Wednesday, September 15, 2021

THAT'S NOT ENTERTAINMENT

In a California recall post-mortem, Charlie Sykes quotes an Election Eve column by Clay Risen of The New York Times:
The election ... represented the ascendancy (and vulnerability) of the entertainment wing of the GOP. As Risen noted:
[Larry] Elder isn’t a serious politician; he’s running not to win, but to raise his media profile. But that very fact says something about today’s Republican Party. Many of its highest-profile figures blur the line between politician and celebrity, and act accordingly, even if their success as the latter undermines what we expect out of the former. Marjorie Taylor Greene and Madison Cawthorn — and, yes, Larry Elder — are only nominally politicians. In substance, they’re entertainers.
I don't agree with that characterization.

It's true that Greene and Cawthorn (and their evil triplet, Lauren Boebert) aren't exactly legislators; they don't try very hard to write, negotiate, and pass bills. But calling them "entertainers" suggests that they're nothing more than harmless fillers of their fans' leisure time. That's not what they are.

They're actually grievance encouragers. Their job is to validate their supporters' anger, and to give them new reasons to feel angry. That's also the job of talk radio hosts like Elder.

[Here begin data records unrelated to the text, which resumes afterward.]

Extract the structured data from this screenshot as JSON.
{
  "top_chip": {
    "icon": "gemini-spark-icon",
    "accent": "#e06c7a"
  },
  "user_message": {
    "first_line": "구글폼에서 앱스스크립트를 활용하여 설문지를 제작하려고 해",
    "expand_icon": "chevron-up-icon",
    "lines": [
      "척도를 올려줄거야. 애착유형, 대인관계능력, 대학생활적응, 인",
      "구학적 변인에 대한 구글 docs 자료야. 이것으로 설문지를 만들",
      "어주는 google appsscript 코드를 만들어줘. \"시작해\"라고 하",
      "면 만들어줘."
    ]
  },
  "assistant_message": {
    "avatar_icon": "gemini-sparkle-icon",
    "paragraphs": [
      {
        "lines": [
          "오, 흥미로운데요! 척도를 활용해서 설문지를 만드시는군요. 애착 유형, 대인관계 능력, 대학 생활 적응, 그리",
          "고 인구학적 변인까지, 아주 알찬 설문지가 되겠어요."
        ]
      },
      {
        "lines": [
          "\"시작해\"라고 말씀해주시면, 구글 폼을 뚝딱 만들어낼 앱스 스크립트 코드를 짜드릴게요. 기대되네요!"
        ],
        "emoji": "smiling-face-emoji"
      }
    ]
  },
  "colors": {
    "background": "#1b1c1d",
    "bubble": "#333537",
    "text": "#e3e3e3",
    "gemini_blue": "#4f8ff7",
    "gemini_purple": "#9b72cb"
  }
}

This isn't like watching Netflix. It serves a political purpose: keeping supporters and listeners angry, primarily at Democrats. The Republican Party benefits because these people will never, ever vote for a Democrat no matter how little they get from the GOP, because the grievance encouragers have made clear to them that Democrats embody all the evil in America. It seems like entertainment to Risen because the Republican base clearly enjoys having its grievances encouraged. But the base responds to grievance like a drug, craving a greater and greater dose. The more that's consumed, the angrier the base gets at Democrats.

Risen says that Elder ran "not to win, but to raise his media profile" -- something that's also been said about Trump in 2016. Trump primarily earned his living as an entertainer for many years before he became a grievance encourager on Fox & Friends, his stepping stone to the presidency. He made his half of America angrier and did other very dangerous and destructive things as president. He's still doing them as a grievance encourager today.

When you encourage Republican voters' grievances the way these people do, you make it seem reasonable to suppress the votes of Democrats, or even overturn elections Democrats win. The Republican Party -- and the billionaires who back it -- benefit greatly from that. It's not fun and games.